Many economists expect the economy to grow between 6% and 7% this year, which would be the best performance since a 7.2% rise in 1984, another year when the economy was recovering from a deep recession. But Oxford Economics predicts growth this year of around 7.7%. That would be the biggest annual gain since 1951.
The 6.4% performance in the first quarter represented an improvement after GDP growth slowed to a rate of 4.3% in the last three months of last year, a period when the increase in cases coronavirus and declining government support have raised fears that the country could slide back into recession.
But the passage of nearly $3 trillion in additional government support in December and March, along with the widespread introduction of vaccines, has allowed thousands of businesses to reopen and millions of people back to work.
Thursday’s report was the second of three government looks at first-quarter GDP performance.
It showed that consumer spending grew at a blistering 11.3% annual rate, even better than the 10.7% estimate made a month ago.
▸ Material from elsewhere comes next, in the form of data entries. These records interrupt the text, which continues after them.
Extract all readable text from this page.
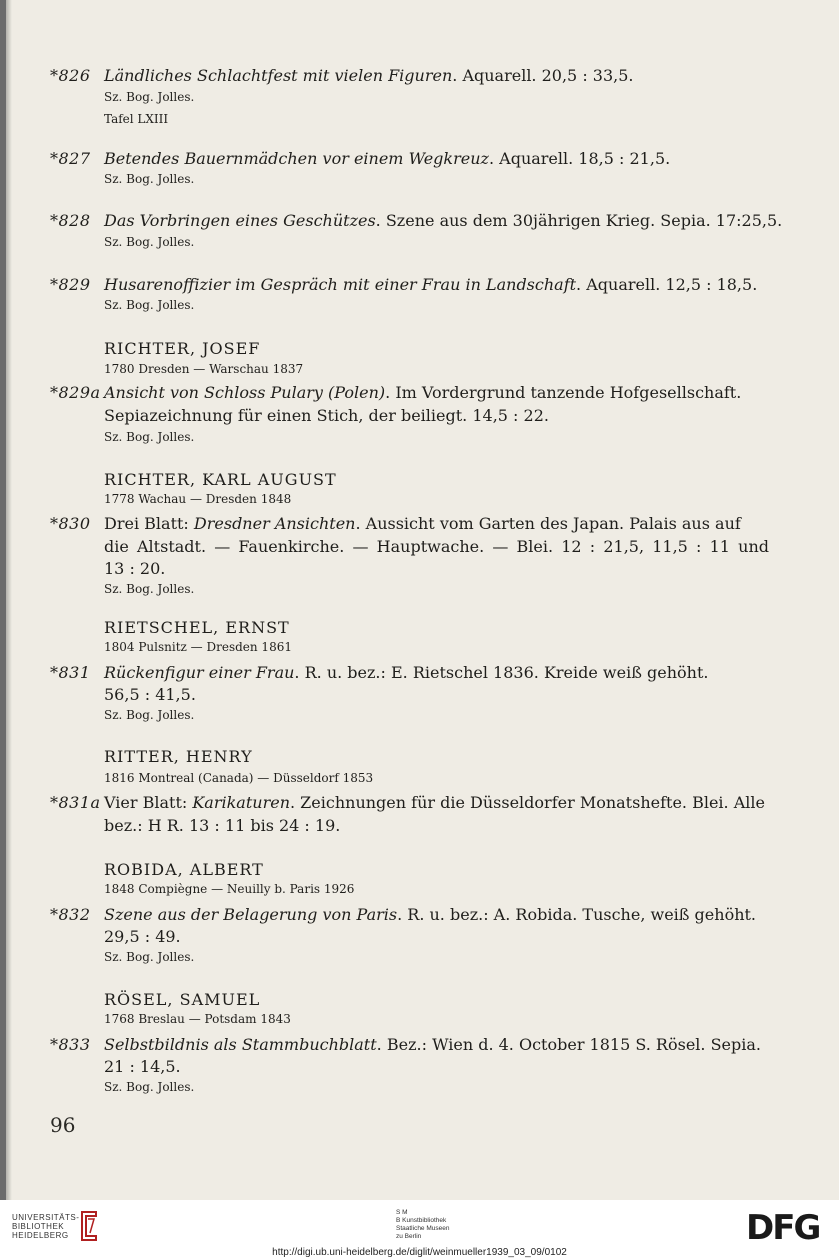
*826 Ländliches Schlachtfest mit vielen Figuren. Aquarell. 20,5 : 33,5.
Sz. Bog. Jolles.
Tafel LXIII
*827 Betendes Bauernmädchen vor einem Wegkreuz. Aquarell. 18,5 : 21,5.
Sz. Bog. Jolles.
*828 Das Vorbringen eines Geschützes. Szene aus dem 30jährigen Krieg. Sepia. 17:25,5.
Sz. Bog. Jolles.
*829 Husarenoffizier im Gespräch mit einer Frau in Landschaft. Aquarell. 12,5 : 18,5.
Sz. Bog. Jolles.
RICHTER, JOSEF
1780 Dresden — Warschau 1837
*829a Ansicht von Schloss Pulary (Polen). Im Vordergrund tanzende Hofgesellschaft.
Sepiazeichnung für einen Stich, der beiliegt. 14,5 : 22.
Sz. Bog. Jolles.
RICHTER, KARL AUGUST
1778 Wachau — Dresden 1848
*830 Drei Blatt: Dresdner Ansichten. Aussicht vom Garten des Japan. Palais aus auf
die Altstadt. — Fauenkirche. — Hauptwache. — Blei. 12 : 21,5, 11,5 : 11 und
13 : 20.
Sz. Bog. Jolles.
RIETSCHEL, ERNST
1804 Pulsnitz — Dresden 1861
*831 Rückenfigur einer Frau. R. u. bez.: E. Rietschel 1836. Kreide weiß gehöht.
56,5 : 41,5.
Sz. Bog. Jolles.
RITTER, HENRY
1816 Montreal (Canada) — Düsseldorf 1853
*831a Vier Blatt: Karikaturen. Zeichnungen für die Düsseldorfer Monatshefte. Blei. Alle
bez.: H R. 13 : 11 bis 24 : 19.
ROBIDA, ALBERT
1848 Compiègne — Neuilly b. Paris 1926
*832 Szene aus der Belagerung von Paris. R. u. bez.: A. Robida. Tusche, weiß gehöht.
29,5 : 49.
Sz. Bog. Jolles.
RÖSEL, SAMUEL
1768 Breslau — Potsdam 1843
*833 Selbstbildnis als Stammbuchblatt. Bez.: Wien d. 4. October 1815 S. Rösel. Sepia.
21 : 14,5.
Sz. Bog. Jolles.
96
UNIVERSITÄTS-
BIBLIOTHEK
HEIDELBERG
S M
B Kunstbibliothek
Staatliche Museen
zu Berlin	DFG
http://digi.ub.uni-heidelberg.de/diglit/weinmueller1939_03_09/0102
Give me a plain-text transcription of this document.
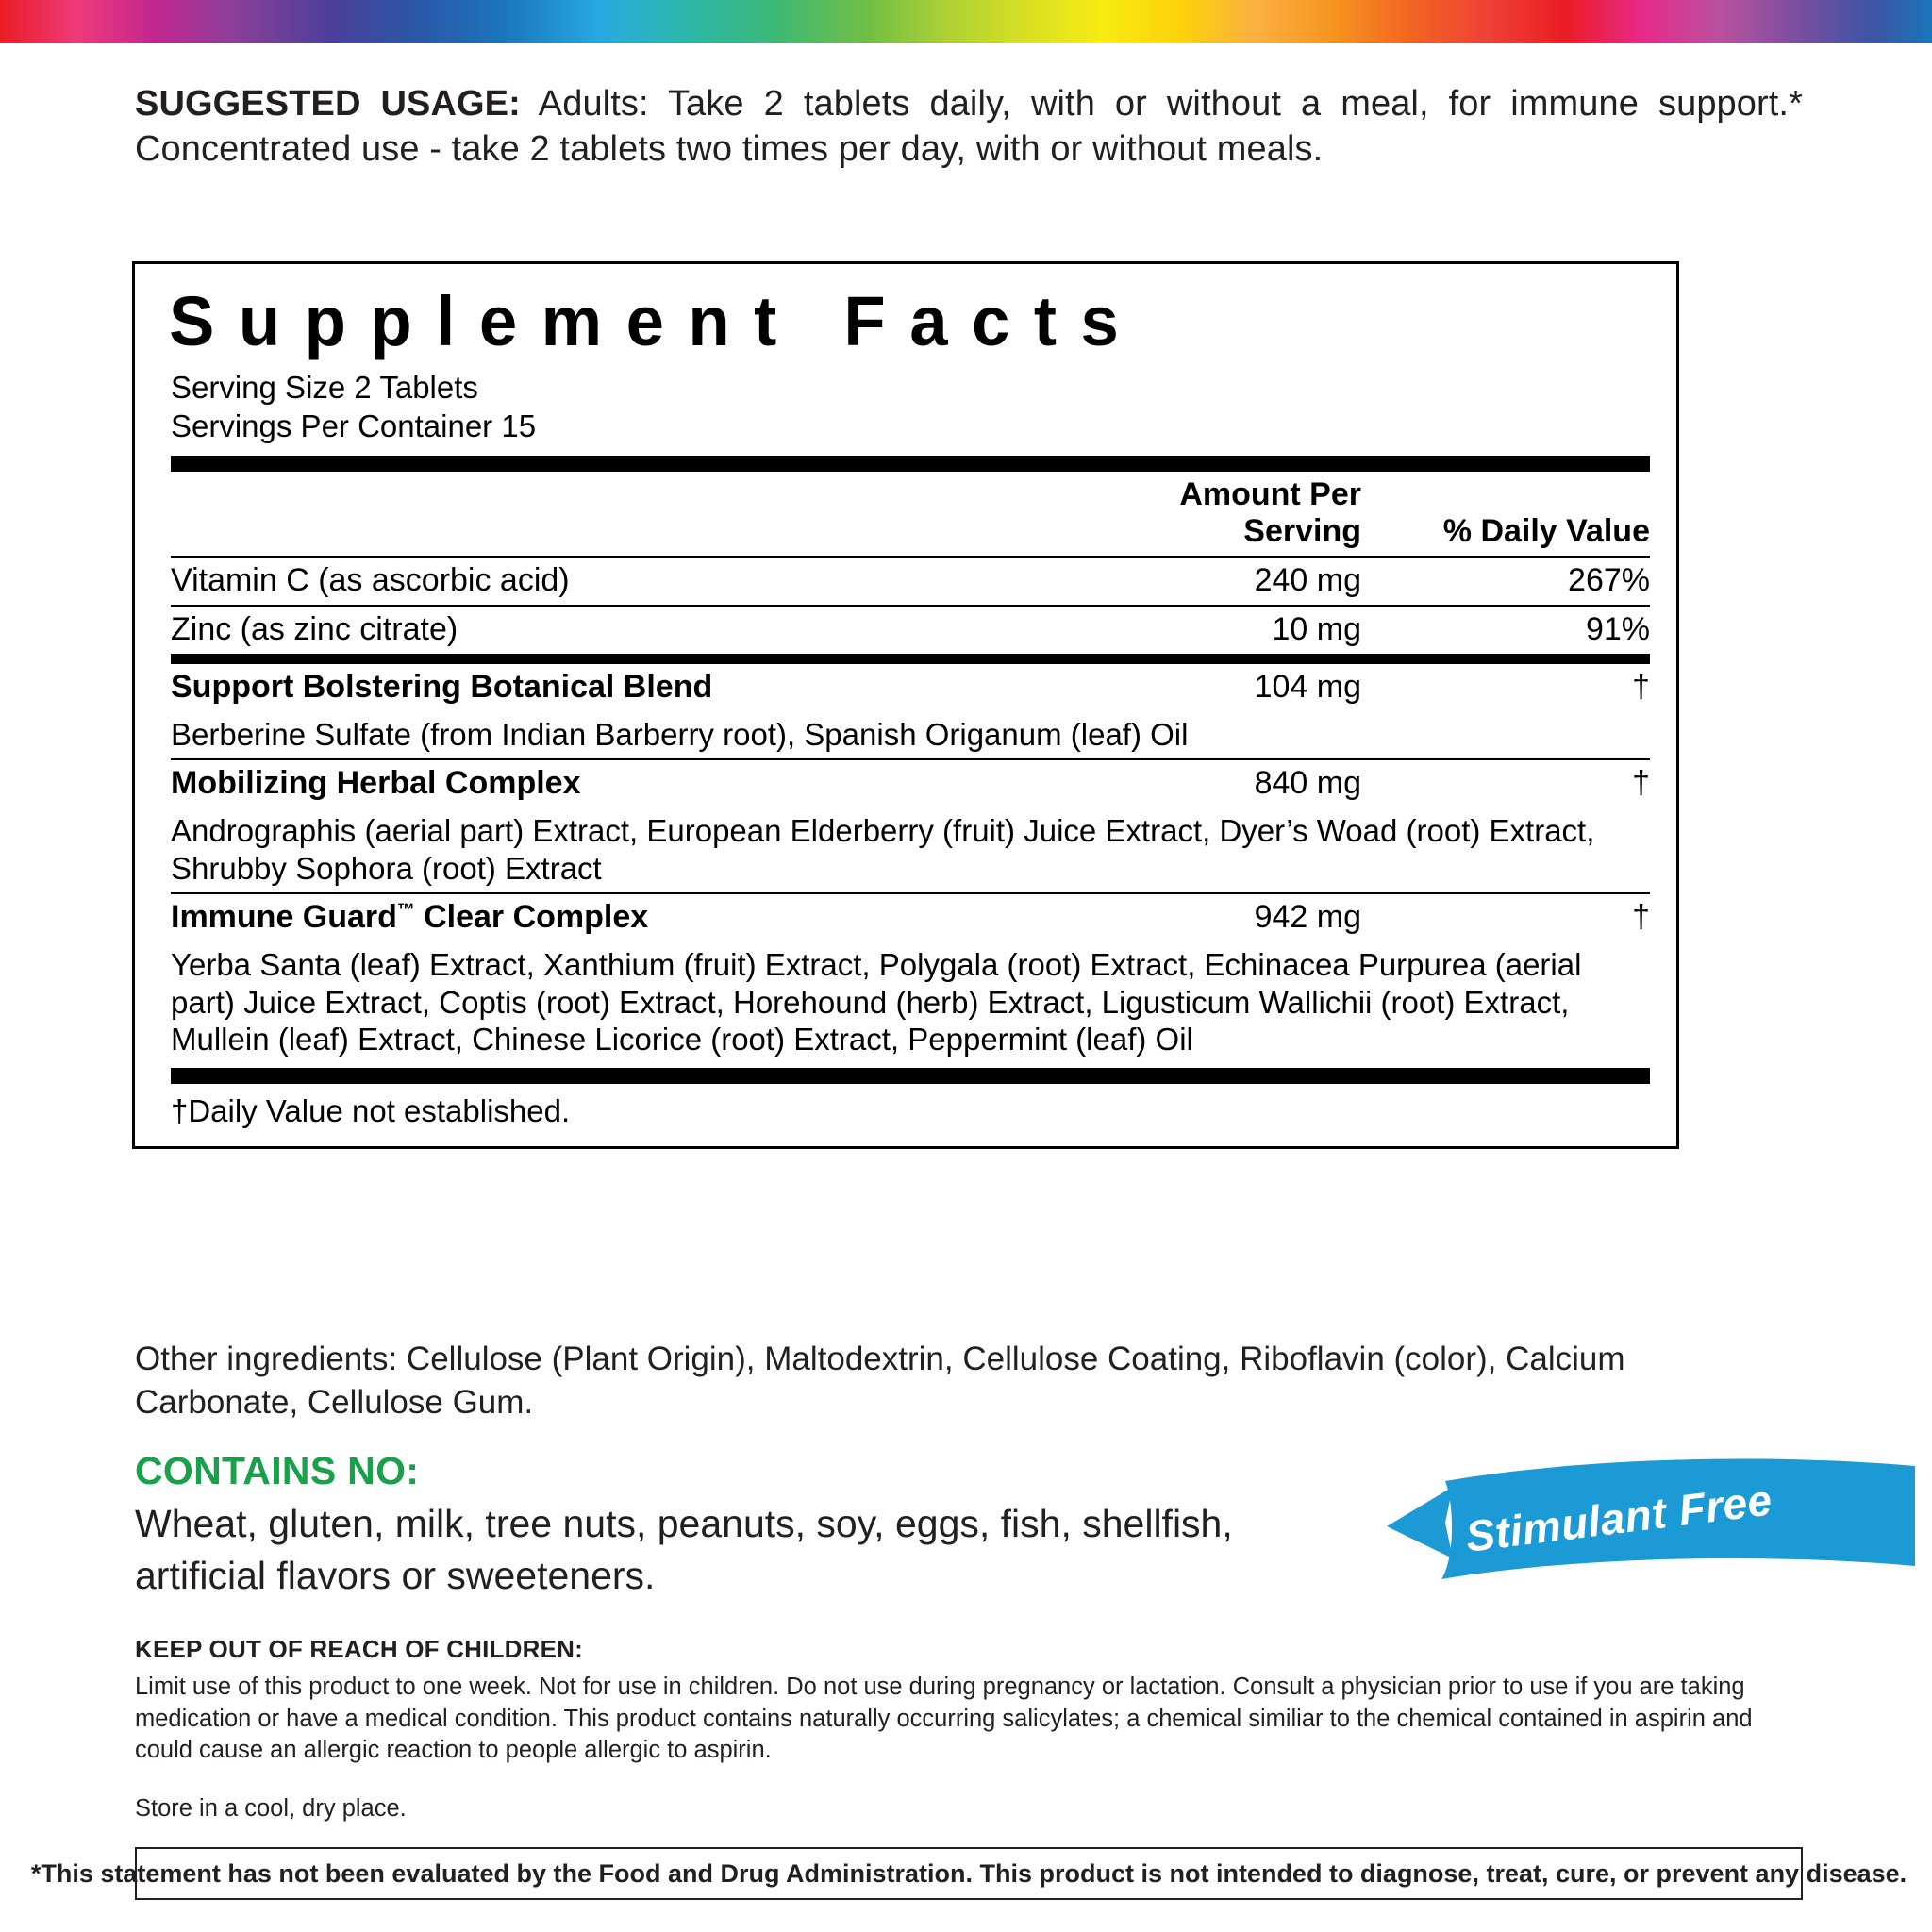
SUGGESTED USAGE: Adults: Take 2 tablets daily, with or without a meal, for immune support.* Concentrated use - take 2 tablets two times per day, with or without meals.
Supplement Facts
Serving Size 2 Tablets
Servings Per Container 15
	Amount Per Serving	% Daily Value
Vitamin C (as ascorbic acid)	240 mg	267%
Zinc (as zinc citrate)	10 mg	91%
Support Bolstering Botanical Blend	104 mg	†
Berberine Sulfate (from Indian Barberry root), Spanish Origanum (leaf) Oil
Mobilizing Herbal Complex	840 mg	†
Andrographis (aerial part) Extract, European Elderberry (fruit) Juice Extract, Dyer’s Woad (root) Extract, Shrubby Sophora (root) Extract
Immune Guard™ Clear Complex	942 mg	†
Yerba Santa (leaf) Extract, Xanthium (fruit) Extract, Polygala (root) Extract, Echinacea Purpurea (aerial part) Juice Extract, Coptis (root) Extract, Horehound (herb) Extract, Ligusticum Wallichii (root) Extract, Mullein (leaf) Extract, Chinese Licorice (root) Extract, Peppermint (leaf) Oil
†Daily Value not established.
Other ingredients: Cellulose (Plant Origin), Maltodextrin, Cellulose Coating, Riboflavin (color), Calcium Carbonate, Cellulose Gum.
CONTAINS NO:
Wheat, gluten, milk, tree nuts, peanuts, soy, eggs, fish, shellfish, artificial flavors or sweeteners.
Stimulant Free
KEEP OUT OF REACH OF CHILDREN:
Limit use of this product to one week. Not for use in children. Do not use during pregnancy or lactation. Consult a physician prior to use if you are taking medication or have a medical condition. This product contains naturally occurring salicylates; a chemical similiar to the chemical contained in aspirin and could cause an allergic reaction to people allergic to aspirin.
Store in a cool, dry place.
*This statement has not been evaluated by the Food and Drug Administration. This product is not intended to diagnose, treat, cure, or prevent any disease.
Business investment spending also increased and residential construction, which has performed exceptionally well over the past two years, rose 12.7% year-on-year, better than the 10.8% gain initially estimated. .
However, these areas of stronger growth were offset by weak export sales to the United States, which fell at an annual rate of 2.9%, higher than the 1.1% rate of decline recorded there. a month ago.
As exports fell, imports rose, with the US economy emerging from the pandemic recession faster than many other parts of the world.
With strong demand from US consumers, imports grew at an annual rate of 6.7% in the first quarter. The trade deficit, the gap between imports and exports, widened in the first quarter and subtracted 1.2 percentage points from overall growth.
Business inventories were also reduced in the first quarter as businesses were unable to meet rising demand. Falling inventories subtracted 2.788 percentage points from first-quarter growth. However, that should translate into stronger growth in the second quarter as businesses scramble to restock empty store shelves.